Par Gaston Sawadogo  | 

Directeur général de l’Institut supérieur de management, d’innovation et de communication (Ismic), une école qui forme des cadres en communication à Ouagadougou, ce burkinabè de 36 ans, formé en communication, journalisme, management et droit, est piqué par le virus de l’innovation.

Jovial et sympathique, il est cependant peu bavard. Surtout lorsqu’il doit parler de lui. Ses proches collaborateurs lui reprochent d’ailleurs cette faiblesse : le fait de se cacher derrière un masque de timidité et d’introversion pouvant repousser celui qui ne le connaît pas.

Leader et fédérateur

Un leader ne cherche pas d’excuses [mais] trouve des opportunités.
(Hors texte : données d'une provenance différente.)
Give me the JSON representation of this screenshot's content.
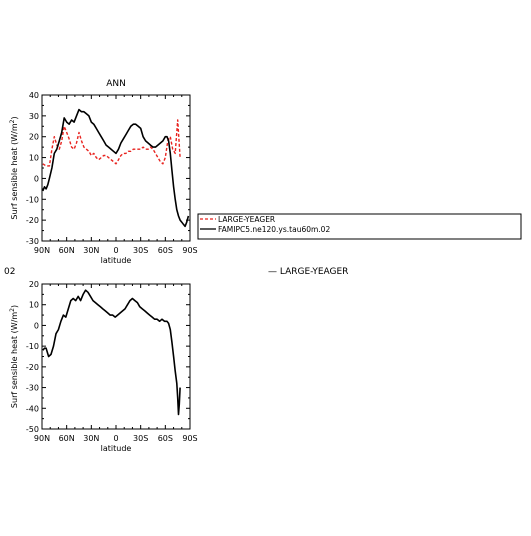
{
  "chart_data": [
    {
      "type": "line",
      "title": "ANN",
      "xlabel": "latitude",
      "ylabel": "Surf sensible heat (W/m²)",
      "ylabel_text": "Surf sensible heat (W/m",
      "ylabel_sup": "2",
      "ylabel_close": ")",
      "x_ticks": [
        {
          "value": -90,
          "label": "90N"
        },
        {
          "value": -60,
          "label": "60N"
        },
        {
          "value": -30,
          "label": "30N"
        },
        {
          "value": 0,
          "label": "0"
        },
        {
          "value": 30,
          "label": "30S"
        },
        {
          "value": 60,
          "label": "60S"
        },
        {
          "value": 90,
          "label": "90S"
        }
      ],
      "xlim": [
        -90,
        90
      ],
      "ylim": [
        -30,
        40
      ],
      "y_ticks": [
        -30,
        -20,
        -10,
        0,
        10,
        20,
        30,
        40
      ],
      "legend": {
        "placement": "right",
        "entries": [
          {
            "label": "LARGE-YEAGER",
            "color": "#e8231f",
            "dash": true
          },
          {
            "label": "FAMIPC5.ne120.ys.tau60m.02",
            "color": "#000000",
            "dash": false
          }
        ]
      },
      "series": [
        {
          "name": "LARGE-YEAGER",
          "color": "#e8231f",
          "dash": true,
          "x": [
            -89,
            -85,
            -81,
            -78,
            -75,
            -72,
            -69,
            -66,
            -63,
            -60,
            -57,
            -54,
            -51,
            -48,
            -45,
            -42,
            -39,
            -36,
            -33,
            -30,
            -27,
            -24,
            -21,
            -18,
            -15,
            -12,
            -9,
            -6,
            -3,
            0,
            3,
            6,
            9,
            12,
            15,
            18,
            21,
            24,
            27,
            30,
            33,
            36,
            39,
            42,
            45,
            48,
            51,
            54,
            57,
            60,
            63,
            66,
            69,
            72,
            75,
            78
          ],
          "y": [
            7,
            6,
            6,
            14,
            20,
            16,
            14,
            18,
            25,
            22,
            19,
            15,
            14,
            17,
            22,
            18,
            15,
            14,
            13,
            11,
            12,
            10,
            9,
            10,
            11,
            11,
            10,
            9,
            8,
            7,
            9,
            11,
            12,
            12,
            13,
            13,
            14,
            14,
            14,
            14,
            15,
            14,
            14,
            15,
            14,
            12,
            10,
            8,
            7,
            10,
            18,
            20,
            14,
            12,
            28,
            10
          ]
        },
        {
          "name": "FAMIPC5.ne120.ys.tau60m.02",
          "color": "#000000",
          "dash": false,
          "x": [
            -89,
            -87,
            -85,
            -83,
            -81,
            -78,
            -75,
            -72,
            -69,
            -66,
            -63,
            -60,
            -57,
            -54,
            -51,
            -48,
            -45,
            -42,
            -39,
            -36,
            -33,
            -30,
            -27,
            -24,
            -21,
            -18,
            -15,
            -12,
            -9,
            -6,
            -3,
            0,
            3,
            6,
            9,
            12,
            15,
            18,
            21,
            24,
            27,
            30,
            33,
            36,
            39,
            42,
            45,
            48,
            51,
            54,
            57,
            60,
            62,
            64,
            66,
            68,
            70,
            72,
            74,
            76,
            78,
            80,
            82,
            84,
            86,
            88
          ],
          "y": [
            -6,
            -4,
            -5,
            -3,
            0,
            5,
            12,
            14,
            18,
            22,
            29,
            27,
            26,
            28,
            27,
            30,
            33,
            32,
            32,
            31,
            30,
            27,
            26,
            24,
            22,
            20,
            18,
            16,
            15,
            14,
            13,
            12,
            14,
            17,
            19,
            21,
            23,
            25,
            26,
            26,
            25,
            24,
            20,
            18,
            17,
            16,
            15,
            15,
            16,
            17,
            18,
            20,
            20,
            18,
            12,
            4,
            -4,
            -10,
            -15,
            -18,
            -20,
            -21,
            -22,
            -23,
            -21,
            -18
          ]
        }
      ]
    },
    {
      "type": "line",
      "title": "",
      "xlabel": "latitude",
      "ylabel": "Surf sensible heat (W/m²)",
      "ylabel_text": "Surf sensible heat (W/m",
      "ylabel_sup": "2",
      "ylabel_close": ")",
      "x_ticks": [
        {
          "value": -90,
          "label": "90N"
        },
        {
          "value": -60,
          "label": "60N"
        },
        {
          "value": -30,
          "label": "30N"
        },
        {
          "value": 0,
          "label": "0"
        },
        {
          "value": 30,
          "label": "30S"
        },
        {
          "value": 60,
          "label": "60S"
        },
        {
          "value": 90,
          "label": "90S"
        }
      ],
      "xlim": [
        -90,
        90
      ],
      "ylim": [
        -50,
        20
      ],
      "y_ticks": [
        -50,
        -40,
        -30,
        -20,
        -10,
        0,
        10,
        20
      ],
      "series": [
        {
          "name": "",
          "color": "#000000",
          "dash": false,
          "x": [
            -89,
            -87,
            -85,
            -82,
            -79,
            -76,
            -73,
            -70,
            -67,
            -64,
            -61,
            -58,
            -55,
            -52,
            -49,
            -46,
            -43,
            -40,
            -37,
            -34,
            -31,
            -28,
            -25,
            -22,
            -19,
            -16,
            -13,
            -10,
            -7,
            -4,
            -1,
            2,
            5,
            8,
            11,
            14,
            17,
            20,
            23,
            26,
            29,
            32,
            35,
            38,
            41,
            44,
            47,
            50,
            53,
            56,
            59,
            62,
            64,
            66,
            68,
            70,
            72,
            74,
            75,
            76,
            77,
            78
          ],
          "y": [
            -12,
            -11,
            -11,
            -15,
            -14,
            -10,
            -4,
            -2,
            2,
            5,
            4,
            8,
            12,
            13,
            12,
            14,
            12,
            15,
            17,
            16,
            14,
            12,
            11,
            10,
            9,
            8,
            7,
            6,
            5,
            5,
            4,
            5,
            6,
            7,
            8,
            10,
            12,
            13,
            12,
            11,
            9,
            8,
            7,
            6,
            5,
            4,
            3,
            3,
            2,
            3,
            2,
            2,
            1,
            -2,
            -8,
            -15,
            -22,
            -28,
            -35,
            -43,
            -38,
            -30
          ]
        }
      ]
    }
  ],
  "labels": {
    "stray_left": "02",
    "stray_legend": "— LARGE-YEAGER"
  }
}
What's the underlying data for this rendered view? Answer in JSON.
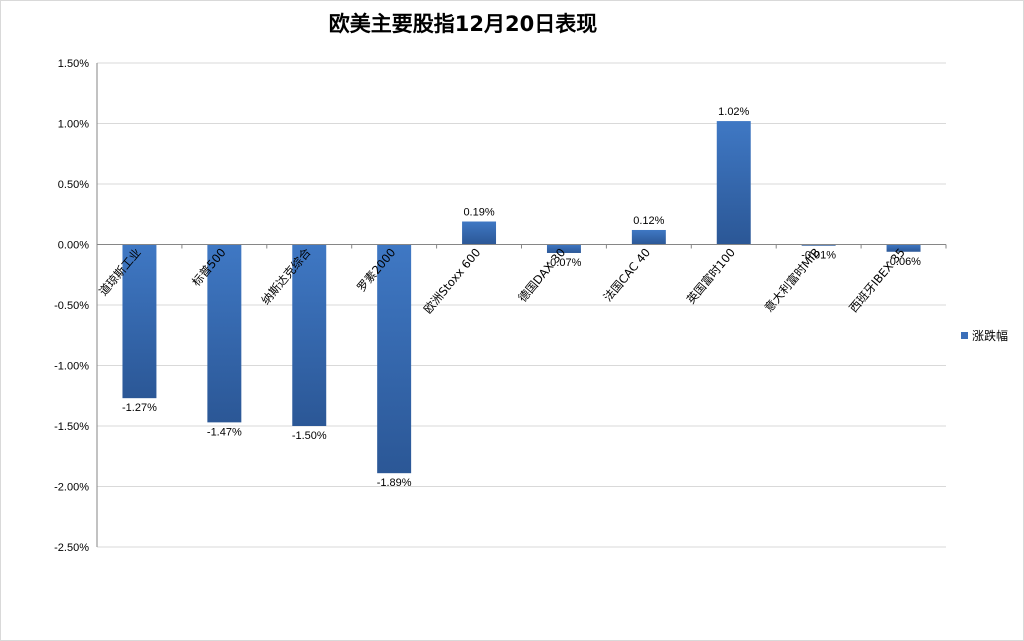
{
  "chart_data": {
    "type": "bar",
    "title": "欧美主要股指12月20日表现",
    "categories": [
      "道琼斯工业",
      "标普500",
      "纳斯达克综合",
      "罗素2000",
      "欧洲Stoxx 600",
      "德国DAX 30",
      "法国CAC 40",
      "英国富时100",
      "意大利富时MIB",
      "西班牙IBEX 35"
    ],
    "series": [
      {
        "name": "涨跌幅",
        "values": [
          -1.27,
          -1.47,
          -1.5,
          -1.89,
          0.19,
          -0.07,
          0.12,
          1.02,
          -0.01,
          -0.06
        ],
        "labels": [
          "-1.27%",
          "-1.47%",
          "-1.50%",
          "-1.89%",
          "0.19%",
          "-0.07%",
          "0.12%",
          "1.02%",
          "-0.01%",
          "-0.06%"
        ]
      }
    ],
    "yticks": [
      "1.50%",
      "1.00%",
      "0.50%",
      "0.00%",
      "-0.50%",
      "-1.00%",
      "-1.50%",
      "-2.00%",
      "-2.50%"
    ],
    "ytick_values": [
      1.5,
      1.0,
      0.5,
      0.0,
      -0.5,
      -1.0,
      -1.5,
      -2.0,
      -2.5
    ],
    "ylim": [
      -2.5,
      1.5
    ],
    "grid": true,
    "legend_position": "right",
    "colors": {
      "bar": "#3b6fb9",
      "bar_dark": "#2c5a9a",
      "grid": "#d9d9d9",
      "axis": "#868686"
    }
  }
}
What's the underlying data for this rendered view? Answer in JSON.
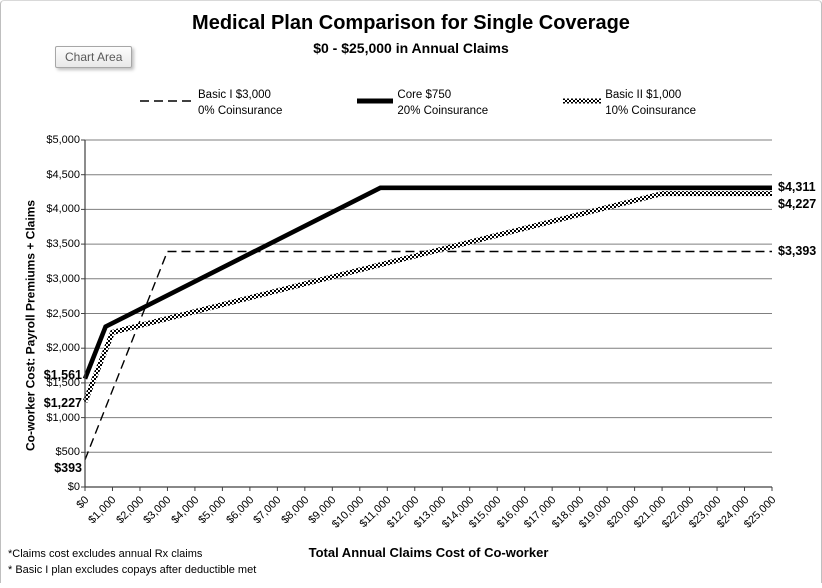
{
  "window": {
    "tooltip": "Chart Area"
  },
  "chart_data": {
    "type": "line",
    "title": "Medical Plan Comparison for Single Coverage",
    "subtitle": "$0 - $25,000 in Annual Claims",
    "xlabel": "Total Annual Claims Cost of Co-worker",
    "ylabel": "Co-worker Cost: Payroll Premiums + Claims",
    "xlim": [
      0,
      25000
    ],
    "xtick_step": 1000,
    "ylim": [
      0,
      5000
    ],
    "ytick_step": 500,
    "grid": "horizontal-only",
    "legend_position": "top-center",
    "series": [
      {
        "name": "Basic I $3,000",
        "coinsurance": "0% Coinsurance",
        "style": "dashed",
        "points": [
          [
            0,
            393
          ],
          [
            3000,
            3393
          ],
          [
            25000,
            3393
          ]
        ],
        "start_label": "$393",
        "end_label": "$3,393",
        "start_label_dy": 9,
        "end_label_dy": 0
      },
      {
        "name": "Core $750",
        "coinsurance": "20% Coinsurance",
        "style": "thick",
        "points": [
          [
            0,
            1561
          ],
          [
            750,
            2311
          ],
          [
            10750,
            4311
          ],
          [
            25000,
            4311
          ]
        ],
        "start_label": "$1,561",
        "end_label": "$4,311",
        "start_label_dy": -3,
        "end_label_dy": 0
      },
      {
        "name": "Basic II $1,000",
        "coinsurance": "10% Coinsurance",
        "style": "checkered",
        "points": [
          [
            0,
            1227
          ],
          [
            1000,
            2227
          ],
          [
            21000,
            4227
          ],
          [
            25000,
            4227
          ]
        ],
        "start_label": "$1,227",
        "end_label": "$4,227",
        "start_label_dy": 2,
        "end_label_dy": 11
      }
    ],
    "footnotes": [
      "*Claims cost excludes annual Rx claims",
      "* Basic I plan excludes copays after deductible met"
    ],
    "colors": {
      "line": "#000000",
      "grid": "#7f7f7f",
      "axis": "#404040",
      "text": "#000000",
      "tooltip_text": "#595959"
    }
  }
}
Qu’à cela ne tienne, son leadership fait l’unanimité. Il fédère du monde autour de ses idées et sort des sentiers battus. Pour lui, « un leader crée des ruptures, un leader a confiance en lui, un leader innove, un leader ne cherche pas d’excuses [mais] trouve des opportunités et inspire ». C’est ainsi qu’il fonde, le 1er janvier 2010, avec des amis d’université, le Groupe d’étude et de recherches en sciences et techniques de l’information et de la communication (Gerstic), dont il est le président. Ce groupe, à vocation académique et professionnelle, reconnu par l’État burkinabè le 20 juin 2011, se conçoit comme un laboratoire d’idées innovantes pour le développement, avec la jeunesse comme actrice de première ligne. Dans le continuum du Gesrtic, il initie, en 2013, les Journées d’études en sciences et techniques de l’information et de la communication (Jestic). Objectif : apporter des solutions adéquates aux problèmes de développement du Burkina à travers l’information et la communication. Afin de donner aux jeunes les aptitudes pour relever ce défi, il initie, dès 2015, le Forum innovation jeunesse et leadership (Fijel). Sa source d’inspiration : Sun Tzu, général de l’armée chinoise du VIe siècle av. J.-C. et auteur de L’Art de la guerre, présenté comme la bible de la stratégie.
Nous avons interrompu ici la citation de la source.